Después de entrevistarse con el Director, Contacto volvió al fin a su departamento. No podía dormir. Veía el techo, pensando en lo que había sucedido. Tendría que decirle a Di Maggio lo que había hecho sin su consentimiento, pero estaba segura de que no le importaría en lo absoluto. Ni siguiera tenía ánimos de ir a contarle a Harry todo lo que pasó, así que se quedó ahí, sobre la cama, con el traje puesto, sintiendo que se había traicionado a sí misma.
La noche anterior, en el laboratorio de la OINDAH
Andrea trataba de seguir trabajando en lo que dejó a la mitad. Contacto se había marchado tres horas antes. Observó a alguien vestido de negro ingresar por la puerta del laboratorio, levantó la vista pensando que se trataba de ella otra vez, cuando se encontró con Gabriel Elec.
—Buenas noches, Andrea —le dijo con su voz aterciopelada y sus modales de dama de la corte.
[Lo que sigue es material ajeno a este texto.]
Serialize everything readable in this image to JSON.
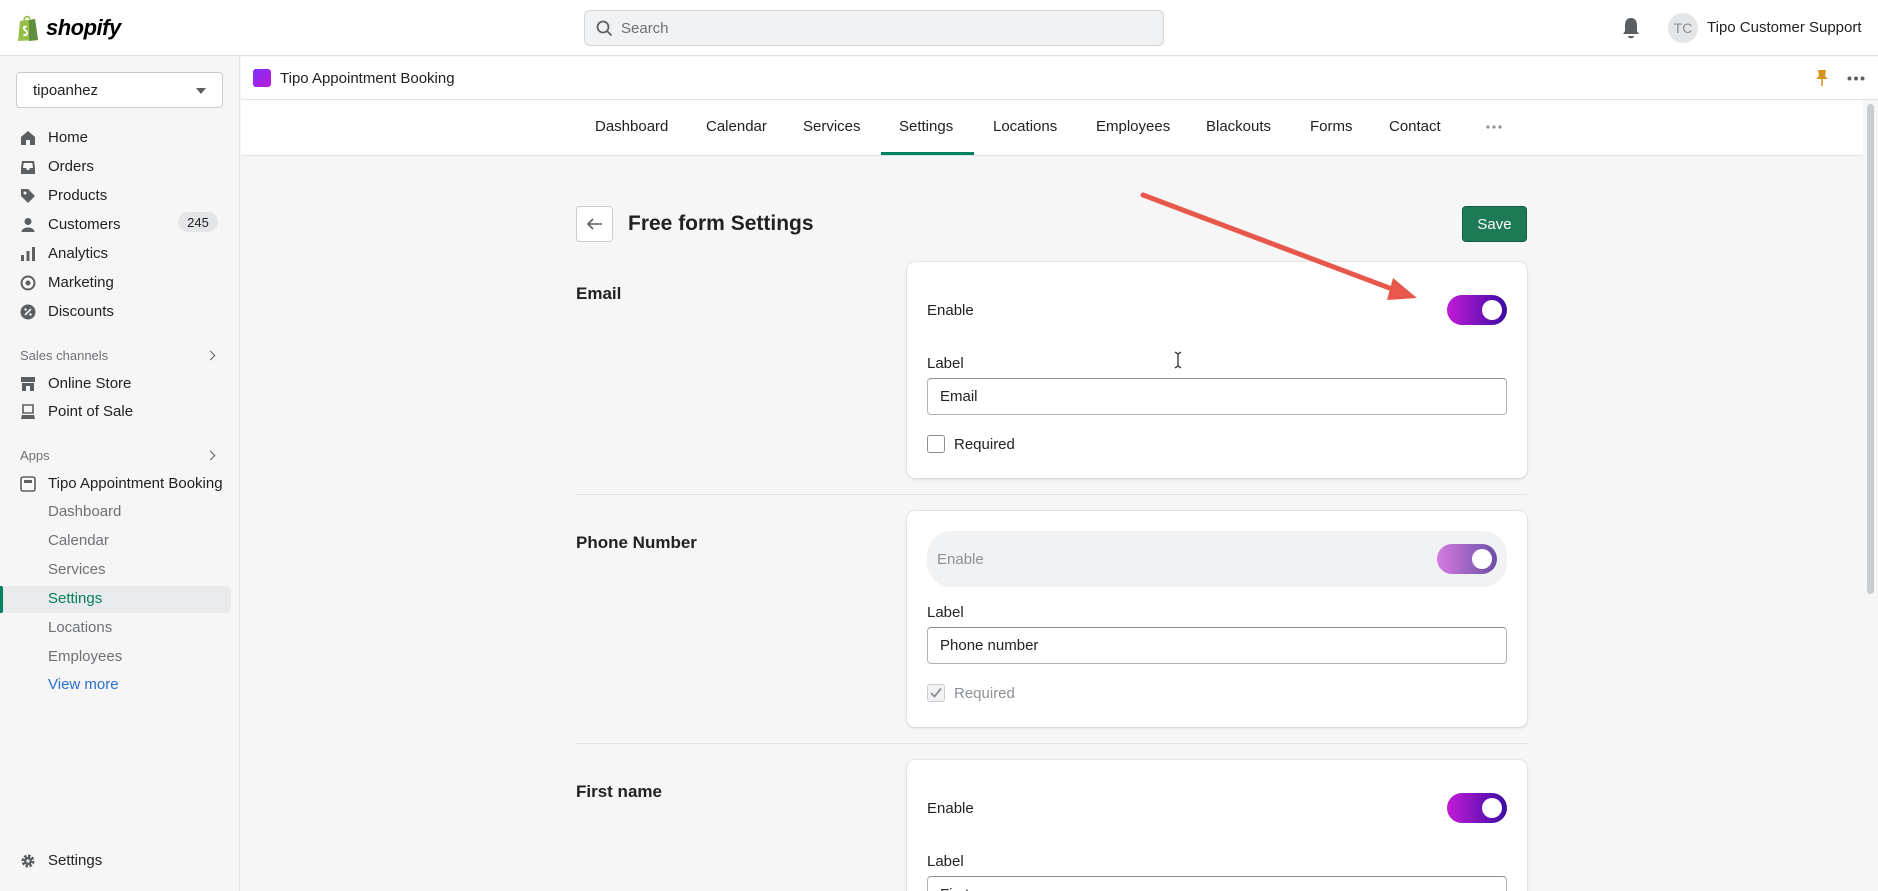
{
  "topbar": {
    "brand": "shopify",
    "search_placeholder": "Search",
    "avatar_initials": "TC",
    "account_name": "Tipo Customer Support"
  },
  "sidebar": {
    "store": "tipoanhez",
    "main_items": [
      {
        "label": "Home",
        "icon": "home-icon"
      },
      {
        "label": "Orders",
        "icon": "orders-icon",
        "badge": "245"
      },
      {
        "label": "Products",
        "icon": "tag-icon"
      },
      {
        "label": "Customers",
        "icon": "person-icon"
      },
      {
        "label": "Analytics",
        "icon": "bar-chart-icon"
      },
      {
        "label": "Marketing",
        "icon": "target-icon"
      },
      {
        "label": "Discounts",
        "icon": "discount-icon"
      }
    ],
    "sales_channels_label": "Sales channels",
    "sales_channels": [
      {
        "label": "Online Store",
        "icon": "store-icon"
      },
      {
        "label": "Point of Sale",
        "icon": "pos-icon"
      }
    ],
    "apps_label": "Apps",
    "app_name": "Tipo Appointment Booking",
    "app_sub_items": [
      "Dashboard",
      "Calendar",
      "Services",
      "Settings",
      "Locations",
      "Employees"
    ],
    "active_sub_item": "Settings",
    "view_more": "View more",
    "settings": "Settings"
  },
  "app_header": {
    "title": "Tipo Appointment Booking"
  },
  "tabs": [
    "Dashboard",
    "Calendar",
    "Services",
    "Settings",
    "Locations",
    "Employees",
    "Blackouts",
    "Forms",
    "Contact"
  ],
  "active_tab": "Settings",
  "page": {
    "title": "Free form Settings",
    "save_label": "Save",
    "enable_label": "Enable",
    "label_label": "Label",
    "required_label": "Required",
    "sections": [
      {
        "title": "Email",
        "label_value": "Email",
        "enabled": true,
        "required": false,
        "locked": false
      },
      {
        "title": "Phone Number",
        "label_value": "Phone number",
        "enabled": true,
        "required": true,
        "locked": true
      },
      {
        "title": "First name",
        "label_value": "First name",
        "enabled": true,
        "required": false,
        "locked": false
      }
    ]
  },
  "colors": {
    "accent_green": "#008060",
    "save_green": "#1e7a55",
    "toggle_start": "#c21bd8",
    "toggle_end": "#3a0ca3",
    "annotation_arrow": "#e8574b"
  }
}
—Hola, Gabriel —respondió ella.
—¿Contacto estuvo aquí?
—Sí. Le quitamos esto de la espalda —le dijo mostrándole los fragmentos de metal que seguían en la charola.
El Lector la observó con sus ojos color miel y su rostro sereno. Siempre parecía estar en calma, como si lo tuviera todo bajo control.
—Tuvimos una contienda peligrosa hace unas horas por las placas —comentó muy tranquilo.
La investigadora sintió un escalofrío.
—Quiero pedirte un favor. Es muy importante. No debe saber que yo te lo pedí.
Ella estaba en silencio, escuchando.
—Pídele que las entregue al Director General. Es la única manera en la que el proyecto podrá estar seguro.
Andrea se estremeció. No era la primera vez que escuchaba algo así.
—¿Y si se niega?
—Entonces no podré hacer nada para protegerla —respondió Gabriel.